Como ainda o Corvo me mudasse em um sorriso a triste face,
girei então uma poltrona, em frente ao busto, à ave, aos umbrais
e, mergulhando no coxim, pus-me a inquirir (pois, para mim,
visava a alguem secreto fim) que pretendia o antigo Corvo,
com que intenções, horrendo, torvo, este ominoso antigo corvo
grasnava sempre: "Nunca mais."

Sentindo da ave, incandescente, o olhar queimar-me fixamente,
eu me abismava, absorto e mudo, em deduções conjeturais.
Cismava, a fronte reclinada, a descansar, sobre a almofada
dessa poltrona aveludada em que a luz cai suavemente,
dessa poltrona em que ela, ausente, à luz que cai suavemente,
já não repousa, ah! nunca mais...

O ar pareceu-me então mais denso e perfumado, qual se incenso
ali descessem a esparzir turibulários celestiais.
"Mísero!"- exclamo "- Enfim teu Deus te dá, mandando os anjos seus
esquecimentos, lá dos céus, para as saudades de Lenora.
Sorve o nepentes. Sorve-o, agora! Esquece, olvida essa Lenora!
E o Corvo disse: "Nunca mais."

"Profeta!" - brado. " - Ó ser do mal!

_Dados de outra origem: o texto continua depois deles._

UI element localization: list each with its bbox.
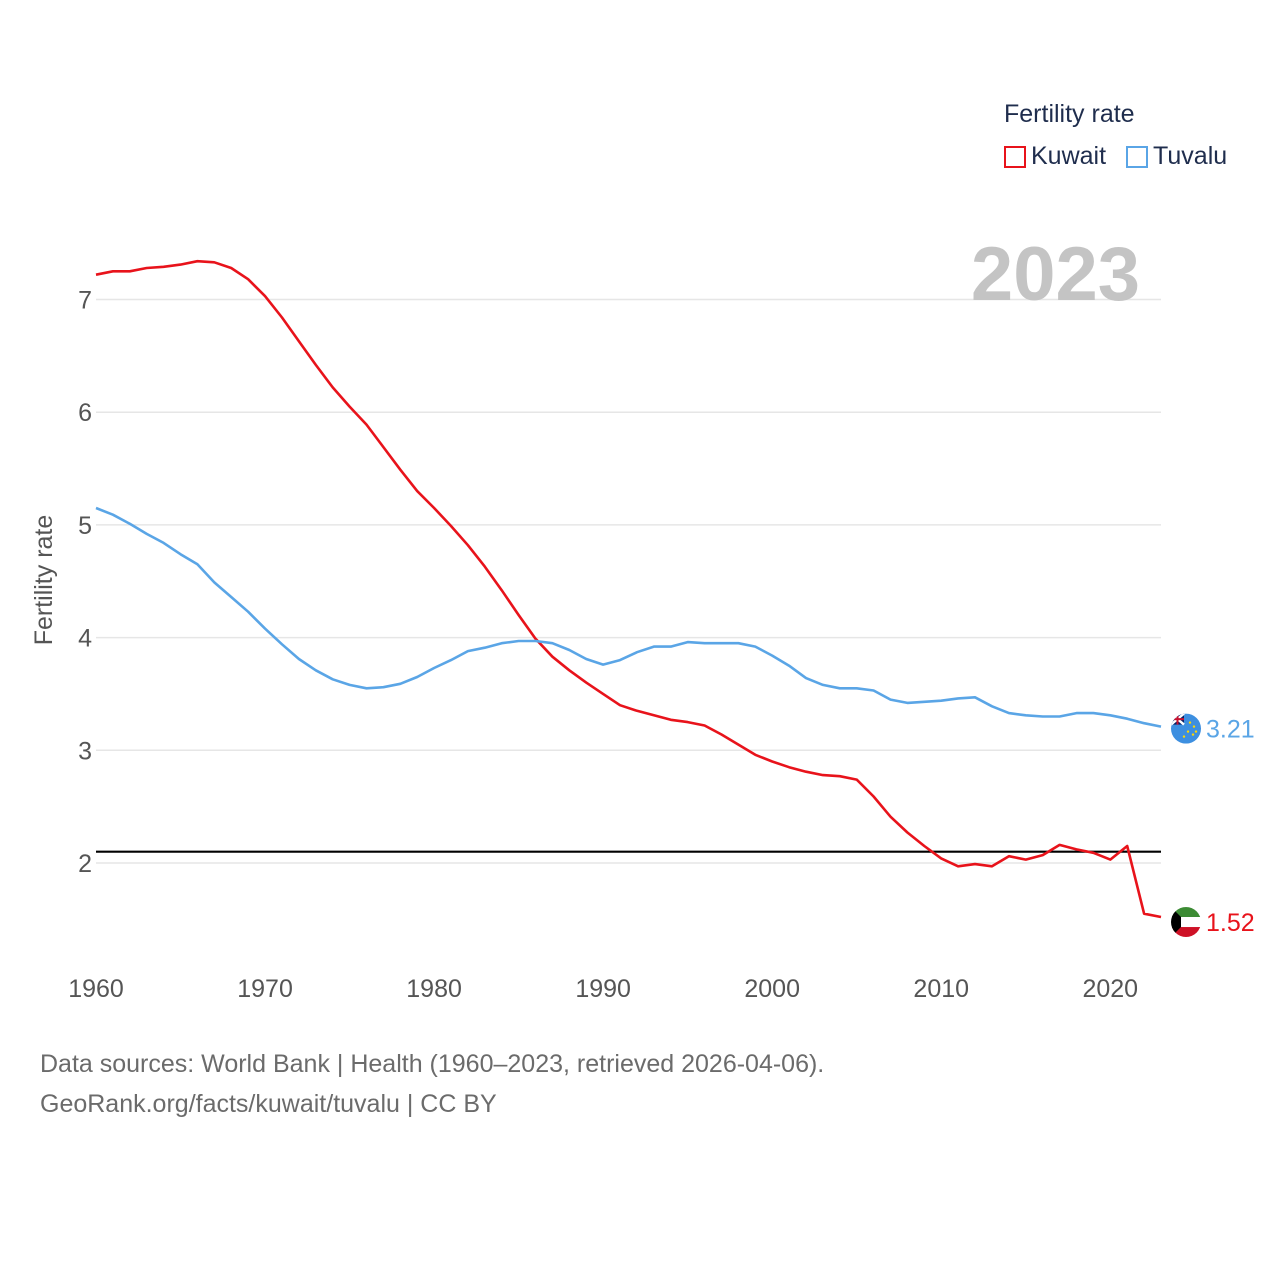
y-tick-label: 5 xyxy=(78,512,92,540)
legend-label-tuvalu: Tuvalu xyxy=(1153,142,1228,170)
source-link[interactable]: GeoRank.org/facts/kuwait/tuvalu | CC BY xyxy=(40,1090,497,1118)
y-tick-label: 6 xyxy=(78,399,92,427)
end-value-label-tuvalu: 3.21 xyxy=(1206,716,1255,744)
x-axis-ticks: 1960 1970 1980 1990 2000 2010 2020 xyxy=(68,975,1138,1003)
y-tick-label: 2 xyxy=(78,850,92,878)
tuvalu-flag-icon xyxy=(1171,713,1201,744)
series-line-kuwait xyxy=(95,259,1162,919)
x-tick-label: 2000 xyxy=(744,975,800,1003)
series-end-markers: 1.52 3.21 xyxy=(1171,713,1255,938)
series-line-tuvalu xyxy=(95,506,1162,728)
end-value-label-kuwait: 1.52 xyxy=(1206,909,1255,937)
gridlines xyxy=(96,298,1161,864)
x-tick-label: 1960 xyxy=(68,975,124,1003)
x-tick-label: 1990 xyxy=(575,975,631,1003)
x-tick-label: 2020 xyxy=(1082,975,1138,1003)
legend-item-tuvalu[interactable]: Tuvalu xyxy=(1126,142,1227,171)
source-note: Data sources: World Bank | Health (1960–… xyxy=(40,1044,824,1124)
legend-item-kuwait[interactable]: Kuwait xyxy=(1004,142,1106,171)
x-tick-label: 1970 xyxy=(237,975,293,1003)
y-tick-label: 7 xyxy=(78,287,92,315)
kuwait-flag-icon xyxy=(1171,907,1201,938)
current-year-label: 2023 xyxy=(971,232,1140,317)
legend-swatch-kuwait xyxy=(1004,145,1026,168)
y-tick-label: 3 xyxy=(78,737,92,765)
legend-swatch-tuvalu xyxy=(1126,145,1149,168)
x-tick-label: 1980 xyxy=(406,975,462,1003)
legend-label-kuwait: Kuwait xyxy=(1031,142,1107,170)
y-axis-ticks: 2 3 4 5 6 7 xyxy=(78,287,92,878)
y-tick-label: 4 xyxy=(78,625,92,653)
y-axis-label: Fertility rate xyxy=(30,515,58,646)
legend-title: Fertility rate xyxy=(1004,100,1135,128)
series-lines xyxy=(95,259,1162,919)
source-line: Data sources: World Bank | Health (1960–… xyxy=(40,1050,825,1078)
x-tick-label: 2010 xyxy=(913,975,969,1003)
legend: Kuwait Tuvalu xyxy=(1004,142,1247,171)
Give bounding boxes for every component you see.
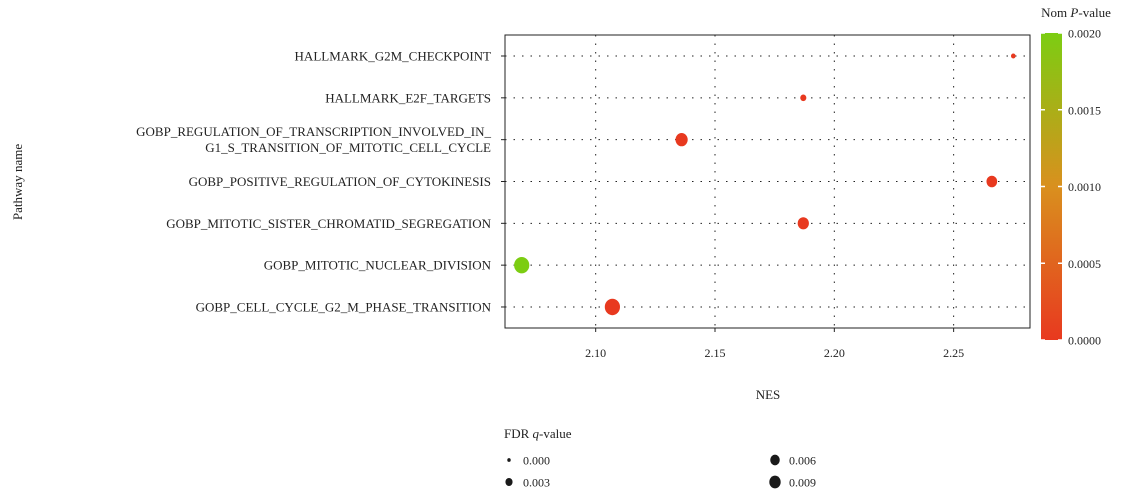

Profeta sempre, ave infernal
que o Tentador lançou do abismo, ou que arrojaram temporais,
de algum naufrágio, a aeesa maldita e estéril terra, a essa precita
mansão de horror, que o horror habita, - imploro, dize-mo, em verdade: Existe um bálsamo em Galaad? Imploro! dize-mo, em verdade!
"E o Corvo disse: "Nunca mais."

"Profeta!" - exclamo. "- Ó ser do mal! Profeta sempre, ave infernal!
Pelo alto céu, por esse Deus que adoram todos os mortais,
fala se esta alma sob o guante atroz da dor, no Éden distante,
verá a deusa fulgurante a quem nos céus chamam Lenora,
- essa, mais bela do que a aurora, a quem nos céus chamam Lenora!"
E o Corvo disse: "Nunca mais!"

"Seja isso a nossa despedida!"- ergo-me e grito, a alma incendiada. -
"Volta de novo à tempestade, aos negros antros infernais!
Nem leve pluma de ti reste aqui, que tal mentira ateste!
Deixa-me só neste ermo agreste! Alça teu vôo dessa porta!
Retira a garra que me corta o peito e vai-te dessa porta!"
E o Corvo disse: "Nunca mais!"

E lá ficou! Hirto, sombrio, ainda hoje o vejo, horas a fio,
sobre o alvo busto de Minerva, inerte, sempre em meus umbrais.
No seu olhar medonho e enorme o anjo do mal, em sonhos, dorme,
e a luz da lâmpada, disforme, atira ao chão a sua sombra.
Nela, que ondula sobre a alfombra, está minha alma; e, presa à sombra,
não há de erguer-se, ai! Nunca mais!